Une dynamique africaine en décalage avec le ralentissement mondial
Alors que la croissance mondiale ralentit à 3,4 % en 2025 et devrait atteindre 3,1 % en 2026, l’Afrique affiche une trajectoire inverse. Selon Afreximbank, la croissance réelle du PIB du continent est passée de 3,4 % en 2024 à 4,5 % en 2025, confirmant une dynamique de résilience relative.
Dans le même temps, le commerce africain de marchandises a progressé de 6,1 % pour atteindre environ 1 500 milliards de dollars, tandis que l’inflation moyenne a reculé de 21,6 % à 13,1 %, traduisant un début de stabilisation macroéconomique dans plusieurs économies clés.
INDICATEURS CLÉS – AFRIQUE (2024 → 2025)
Croissance du PIB : 3,4 % ───► 4,5 %
Commerce de biens : 1 500 Mds $ (+6,1 %)
Inflation moyenne : 21,6 % ───► 13,1 %
Une intégration régionale appelée à devenir le moteur central
Pour Afreximbank, ces performances ne suffisent toutefois pas à elles seules à transformer structurellement les économies africaines. Le véritable levier réside dans l’accélération de la ZLECAf, considérée comme le principal instrument d’amortissement des chocs externes.

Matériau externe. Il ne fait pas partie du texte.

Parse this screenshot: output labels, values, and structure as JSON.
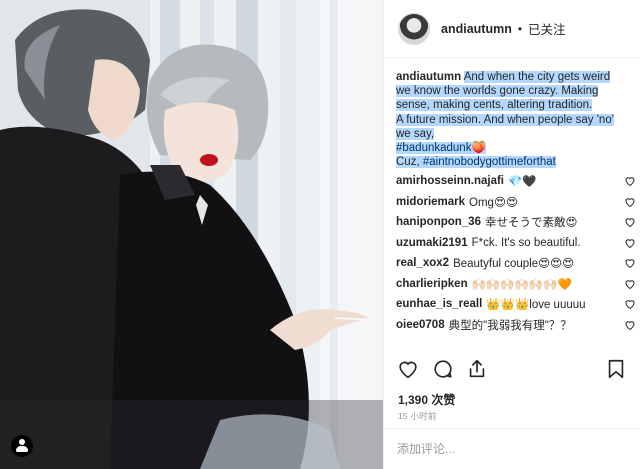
{
  "post": {
    "username": "andiautumn",
    "follow_status": "已关注",
    "separator": "•"
  },
  "caption": {
    "username": "andiautumn",
    "line1_plain": "And when the city gets weird",
    "lines_highlighted": [
      "we know the worlds gone crazy. Making",
      "sense, making cents, altering tradition.",
      "A future mission. And when people say 'no'",
      "we say,"
    ],
    "hashtag1": "#badunkadunk",
    "hashtag1_emoji": "🍑",
    "line_last_prefix": "Cuz, ",
    "hashtag2": "#aintnobodygottimeforthat"
  },
  "comments": [
    {
      "user": "amirhosseinn.najafi",
      "text": "💎🖤"
    },
    {
      "user": "midoriemark",
      "text": "Omg😍😍"
    },
    {
      "user": "haniponpon_36",
      "text": "幸せそうで素敵😍"
    },
    {
      "user": "uzumaki2191",
      "text": "F*ck. It's so beautiful."
    },
    {
      "user": "real_xox2",
      "text": "Beautyful couple😍😍😍"
    },
    {
      "user": "charlieripken",
      "text": "🙌🏻🙌🏻🙌🏻🙌🏻🙌🏻🙌🏻🧡"
    },
    {
      "user": "eunhae_is_reall",
      "text": "👑👑👑love uuuuu"
    },
    {
      "user": "oiee0708",
      "text": "典型的\"我弱我有理\"？？"
    }
  ],
  "actions": {
    "like_icon": "heart-icon",
    "comment_icon": "comment-icon",
    "share_icon": "share-icon",
    "save_icon": "bookmark-icon"
  },
  "likes": "1,390 次赞",
  "timestamp": "15 小时前",
  "add_comment": {
    "placeholder": "添加评论..."
  },
  "colors": {
    "highlight": "#b3d7fe",
    "link": "#003569",
    "text": "#262626",
    "muted": "#999999"
  }
}
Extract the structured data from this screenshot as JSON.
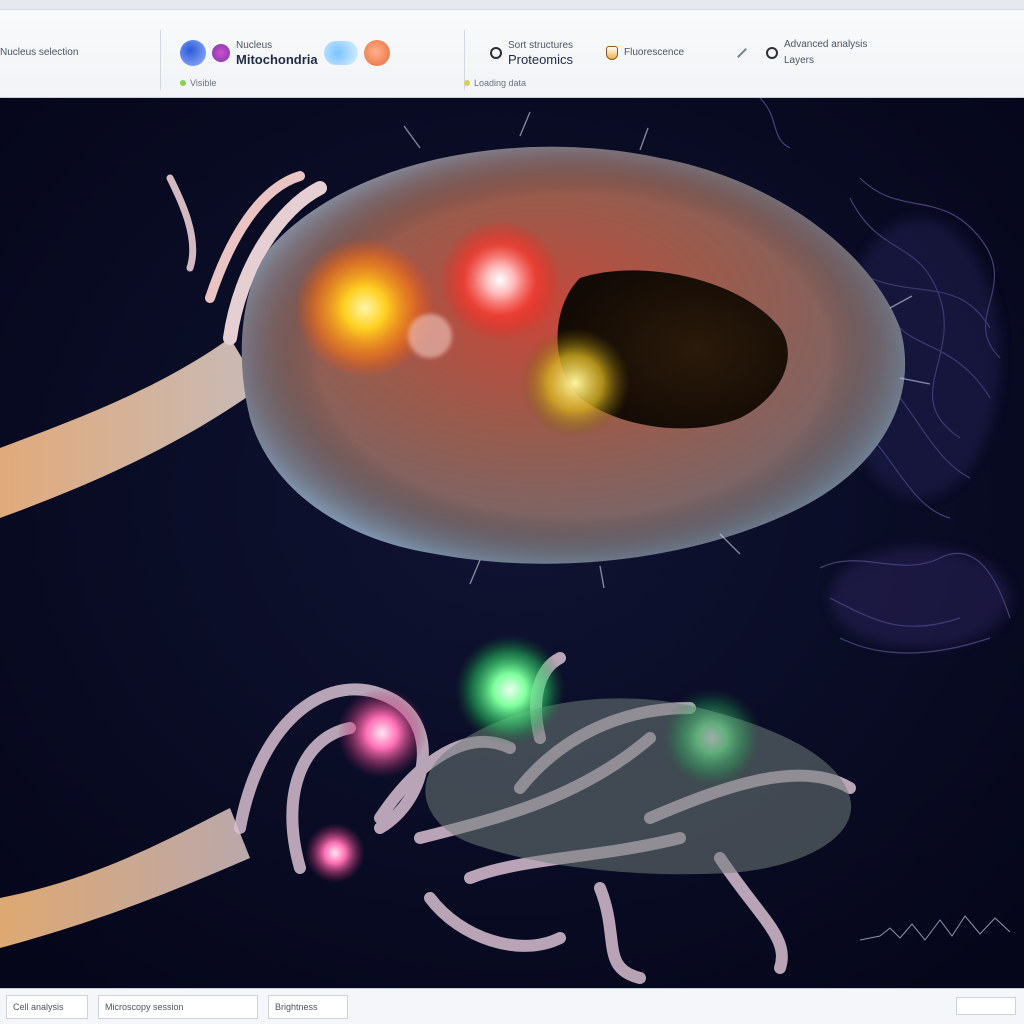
{
  "toolbar": {
    "group1": {
      "label": "Nucleus selection"
    },
    "group2": {
      "title": "Mitochondria",
      "subtitle": "Nucleus",
      "status": "Visible"
    },
    "group3": {
      "label": "Sort structures",
      "title": "Proteomics",
      "status": "Loading data"
    },
    "group4": {
      "label": "Fluorescence"
    },
    "group5": {
      "label": "Advanced analysis",
      "subtitle": "Layers"
    }
  },
  "statusbar": {
    "items": [
      "Cell analysis",
      "Microscopy session",
      "Brightness"
    ]
  },
  "colors": {
    "background": "#06071a",
    "membrane": "#b7a596",
    "glow_orange": "#ffb020",
    "glow_red": "#ff4a3d",
    "glow_green": "#5cff8a",
    "glow_pink": "#ff5ca8"
  }
}
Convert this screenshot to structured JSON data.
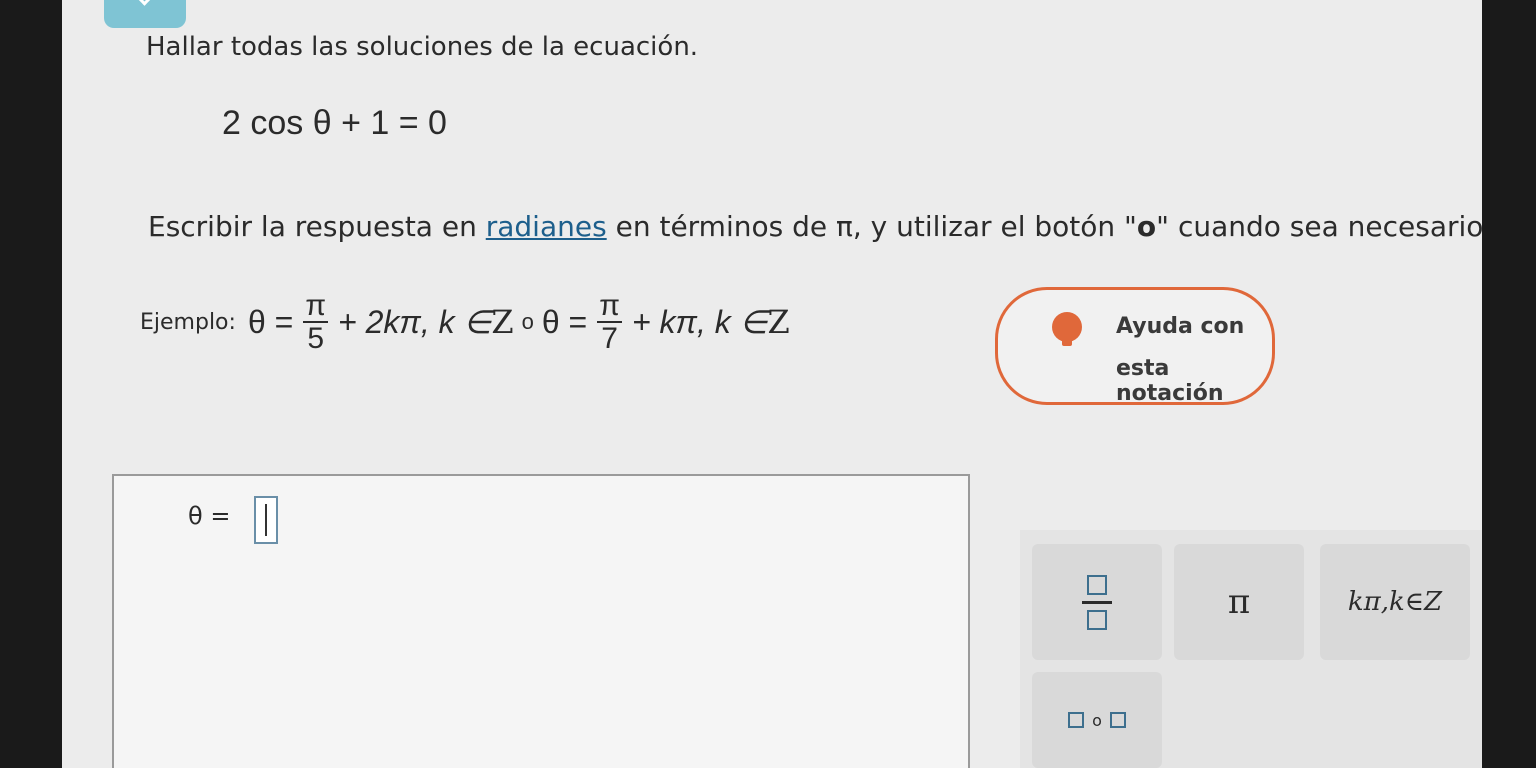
{
  "instruction": "Hallar todas las soluciones de la ecuación.",
  "equation": "2 cos θ + 1 = 0",
  "write": {
    "prefix": "Escribir la respuesta en ",
    "link": "radianes",
    "middle": " en términos de π, y utilizar el botón \"",
    "button_word": "o",
    "suffix": "\" cuando sea necesario"
  },
  "example": {
    "label": "Ejemplo:",
    "theta1": "θ =",
    "frac1_num": "π",
    "frac1_den": "5",
    "term1": "+ 2kπ, k ∈ ",
    "set1": "Z",
    "or_word": "o",
    "theta2": "θ =",
    "frac2_num": "π",
    "frac2_den": "7",
    "term2": "+ kπ, k ∈ ",
    "set2": "Z"
  },
  "help": {
    "line1": "Ayuda con",
    "line2": "esta notación"
  },
  "answer": {
    "label": "θ ="
  },
  "keypad": {
    "pi_label": "π",
    "kpi_label": "kπ,k∈Z",
    "or_label": "o"
  }
}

Dans un environnement marqué par la fragmentation des routes commerciales mondiales, l’enjeu est désormais de renforcer les échanges intra-africains, encore largement sous-exploités, afin de réduire la dépendance du continent aux cycles extérieurs.
Le déficit de financement, principal frein structurel
Le rapport met en évidence un obstacle majeur : le déficit de financement du commerce en Afrique, estimé à 74 milliards de dollars en 2025. Ce manque de liquidités est aggravé par le resserrement du crédit international et la réduction progressive des relations bancaires correspondantes entre institutions africaines et banques globales.
À cela s’ajoutent les perturbations logistiques mondiales, qui allongent les chaînes d’approvisionnement et augmentent les coûts de transport. Ces tensions transforment progressivement la logistique en variable stratégique du commerce africain.
PAPSS et dédollarisation : vers une souveraineté financière régionale
Pour Afreximbank, la réponse passe par une transformation profonde des mécanismes de paiement intra-africains. Le Système panafricain de paiement et de règlement (PAPSS) est présenté comme un outil clé pour fluidifier les échanges.
En permettant les transactions en monnaies locales sans passer par des devises intermédiaires comme le dollar ou l’euro, le PAPSS vise à réduire les coûts de change, accélérer les règlements et renforcer l’autonomie financière du continent. Cette évolution s’inscrit dans une dynamique plus large de réduction de la dépendance aux circuits financiers extra-africains.
Afreximbank, pilier du financement continental
Dans ce contexte, Afreximbank s’impose comme un acteur central du financement du commerce africain. L’institution indique avoir mobilisé 17,5 milliards de dollars en 2024, avec l’objectif de renforcer encore ses capacités d’intervention sur les chaînes de valeur régionales.
La priorité affichée est claire : soutenir l’industrialisation du continent afin de permettre à l’Afrique de transformer davantage ses matières premières localement et de capter une part plus importante de la valeur ajoutée.
Une fenêtre d’opportunité géopolitique
Au-delà des chiffres, le rapport insiste sur un basculement plus structurel : la géopolitique mondiale, longtemps perçue comme une contrainte, devient un facteur d’opportunité. Pour Afreximbank, la capacité de l’Afrique à tirer profit de cette recomposition dépendra de sa rapidité à consolider ses institutions financières, renforcer ses infrastructures et accélérer la mise en œuvre effective de la ZLECAf.